The Bulk Oil Storage and Transportation (BOST) Company is the lead broker of the project, supported by GOIL and other oil marketing companies.
The preliminary consignment, which consists of 40,000 metric tons of oil, is expected to be increased subsequently.
Ghana currently has a monthly oil consumption requirement of 180,000 metric tons of oil.
Government recently announced its plans to buy oil products with gold rather than the United States’ dollar reserves.
In November, last year, it would be recalled Vice President Mahamudu Bawumia said that the move was meant to tackle the dwindling foreign currency reserves coupled with the demand for dollars by oil importers, which was weakening the local cedi and increasing living costs.
The decision, billed to begin this first quarter of 2023, he said “will fundamentally change our balance of payments and significantly reduce the persistent depreciation of our currency.”
He added that using gold would prevent the exchange rate from directly impacting fuel or utility prices as domestic sellers would no longer need foreign exchange to import oil products.
Ghana’s Gross International Reserves stood at around US$6.6 billion at the end of September 2022, equating to less than three months of imports cover.
The figure was down from around $9.7 billion at the end of last year, according to the government.
“The barter of gold for oil represents a major structural change,” Dr.

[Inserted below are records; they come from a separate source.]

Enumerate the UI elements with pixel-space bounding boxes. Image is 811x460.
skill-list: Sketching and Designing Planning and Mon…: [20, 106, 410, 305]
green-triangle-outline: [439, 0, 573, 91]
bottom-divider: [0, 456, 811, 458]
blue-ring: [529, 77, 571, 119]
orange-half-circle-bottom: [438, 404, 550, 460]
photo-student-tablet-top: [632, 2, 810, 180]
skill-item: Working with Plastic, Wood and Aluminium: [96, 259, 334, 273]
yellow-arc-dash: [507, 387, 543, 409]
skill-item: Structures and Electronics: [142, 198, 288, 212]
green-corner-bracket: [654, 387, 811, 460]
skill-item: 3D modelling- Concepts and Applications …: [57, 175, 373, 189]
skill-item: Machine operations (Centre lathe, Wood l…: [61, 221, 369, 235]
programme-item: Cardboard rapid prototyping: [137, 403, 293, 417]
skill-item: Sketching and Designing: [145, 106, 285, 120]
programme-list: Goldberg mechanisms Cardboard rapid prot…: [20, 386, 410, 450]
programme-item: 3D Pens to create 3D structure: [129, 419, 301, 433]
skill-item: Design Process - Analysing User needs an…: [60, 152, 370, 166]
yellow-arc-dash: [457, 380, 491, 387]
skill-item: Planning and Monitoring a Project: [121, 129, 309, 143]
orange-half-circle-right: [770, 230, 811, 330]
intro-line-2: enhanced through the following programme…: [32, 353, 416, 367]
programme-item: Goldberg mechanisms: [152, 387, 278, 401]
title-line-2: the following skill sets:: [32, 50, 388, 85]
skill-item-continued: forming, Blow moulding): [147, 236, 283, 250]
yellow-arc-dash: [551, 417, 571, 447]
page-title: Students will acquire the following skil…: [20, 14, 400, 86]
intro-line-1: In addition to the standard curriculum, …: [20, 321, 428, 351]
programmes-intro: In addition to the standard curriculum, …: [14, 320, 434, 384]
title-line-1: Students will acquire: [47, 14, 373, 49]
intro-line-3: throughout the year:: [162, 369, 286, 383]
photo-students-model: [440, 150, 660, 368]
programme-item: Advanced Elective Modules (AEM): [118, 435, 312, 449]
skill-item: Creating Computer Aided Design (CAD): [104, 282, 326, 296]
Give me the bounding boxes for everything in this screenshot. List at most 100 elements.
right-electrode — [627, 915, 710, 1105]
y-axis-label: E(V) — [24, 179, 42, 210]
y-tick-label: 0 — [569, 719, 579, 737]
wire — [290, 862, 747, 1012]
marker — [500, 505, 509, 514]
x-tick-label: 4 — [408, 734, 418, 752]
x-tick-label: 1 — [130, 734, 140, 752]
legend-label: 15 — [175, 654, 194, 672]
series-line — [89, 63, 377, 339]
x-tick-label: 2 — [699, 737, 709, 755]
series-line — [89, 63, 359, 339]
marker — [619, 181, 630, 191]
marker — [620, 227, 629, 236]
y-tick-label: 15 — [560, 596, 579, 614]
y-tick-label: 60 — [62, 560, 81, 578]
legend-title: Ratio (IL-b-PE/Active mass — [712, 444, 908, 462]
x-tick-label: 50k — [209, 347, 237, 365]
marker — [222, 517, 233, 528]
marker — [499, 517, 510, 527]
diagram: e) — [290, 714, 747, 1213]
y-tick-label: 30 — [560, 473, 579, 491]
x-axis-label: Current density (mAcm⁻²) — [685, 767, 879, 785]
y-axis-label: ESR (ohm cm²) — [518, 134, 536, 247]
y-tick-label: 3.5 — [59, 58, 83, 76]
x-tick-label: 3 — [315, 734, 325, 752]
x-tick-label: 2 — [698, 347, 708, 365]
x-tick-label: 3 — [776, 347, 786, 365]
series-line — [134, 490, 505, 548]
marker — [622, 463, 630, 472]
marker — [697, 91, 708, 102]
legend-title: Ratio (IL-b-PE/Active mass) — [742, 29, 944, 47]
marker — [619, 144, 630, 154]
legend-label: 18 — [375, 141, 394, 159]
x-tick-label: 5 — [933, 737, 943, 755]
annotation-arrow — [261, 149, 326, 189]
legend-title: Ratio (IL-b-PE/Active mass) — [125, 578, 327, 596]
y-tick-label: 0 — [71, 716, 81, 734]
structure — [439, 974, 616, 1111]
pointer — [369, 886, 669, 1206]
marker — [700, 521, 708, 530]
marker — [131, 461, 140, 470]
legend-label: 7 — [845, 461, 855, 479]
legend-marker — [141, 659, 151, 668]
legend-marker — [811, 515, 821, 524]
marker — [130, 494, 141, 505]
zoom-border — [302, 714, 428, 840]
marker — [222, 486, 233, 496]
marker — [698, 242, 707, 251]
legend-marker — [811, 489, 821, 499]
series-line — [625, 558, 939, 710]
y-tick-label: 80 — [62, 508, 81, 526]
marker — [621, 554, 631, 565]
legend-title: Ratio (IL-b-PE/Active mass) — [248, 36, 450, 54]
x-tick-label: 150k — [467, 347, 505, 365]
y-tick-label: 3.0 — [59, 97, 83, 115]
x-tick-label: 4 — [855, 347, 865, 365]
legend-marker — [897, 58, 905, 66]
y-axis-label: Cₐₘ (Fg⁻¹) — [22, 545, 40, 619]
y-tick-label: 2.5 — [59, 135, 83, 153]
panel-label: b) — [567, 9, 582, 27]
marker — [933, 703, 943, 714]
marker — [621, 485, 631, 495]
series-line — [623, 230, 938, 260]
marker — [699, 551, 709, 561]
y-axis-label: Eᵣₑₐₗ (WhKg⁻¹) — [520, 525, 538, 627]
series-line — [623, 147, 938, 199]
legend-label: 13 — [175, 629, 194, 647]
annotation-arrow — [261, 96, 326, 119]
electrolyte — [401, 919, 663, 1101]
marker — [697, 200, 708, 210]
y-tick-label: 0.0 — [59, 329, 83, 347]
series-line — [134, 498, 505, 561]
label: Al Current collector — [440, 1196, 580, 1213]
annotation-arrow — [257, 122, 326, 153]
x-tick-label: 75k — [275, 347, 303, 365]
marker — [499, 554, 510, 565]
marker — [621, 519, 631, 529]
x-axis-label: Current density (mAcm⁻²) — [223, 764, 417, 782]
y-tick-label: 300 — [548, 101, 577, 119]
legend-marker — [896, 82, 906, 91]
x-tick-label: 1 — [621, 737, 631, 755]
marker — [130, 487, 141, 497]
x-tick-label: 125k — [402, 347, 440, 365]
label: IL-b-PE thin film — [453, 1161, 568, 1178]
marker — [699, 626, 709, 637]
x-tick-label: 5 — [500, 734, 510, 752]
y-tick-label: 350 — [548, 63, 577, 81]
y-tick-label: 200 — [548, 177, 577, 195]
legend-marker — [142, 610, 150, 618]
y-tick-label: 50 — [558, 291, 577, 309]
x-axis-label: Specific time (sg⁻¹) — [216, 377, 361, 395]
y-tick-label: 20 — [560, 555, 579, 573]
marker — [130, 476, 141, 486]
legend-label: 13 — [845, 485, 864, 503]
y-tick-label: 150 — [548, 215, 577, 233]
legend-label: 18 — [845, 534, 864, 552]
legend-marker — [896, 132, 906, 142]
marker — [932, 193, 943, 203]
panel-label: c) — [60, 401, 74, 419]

Bawumia emphasised.
Like Nigeria, Ghana produces crude oil but it has relied on imports for refined oil products since its only refinery shut down after an explosion in 2017.
Although countries sometimes trade oil for other goods or commodities, barter deals of such nature often involve an oil-producing nation receiving non-oil goods.
The new move comes amid plans by government to contain the economic challenges being faced by the country.
Earlier last year, Finance Minister Ken Ofori-Atta announced measures to cut spending and boost revenues in a bid to tackle a spiraling debt crisis.
So, this has come in handy as the cedi, in October last year, became the worst performing currency in the world after it lost 45.1 per cent of its value to the United States’ dollar.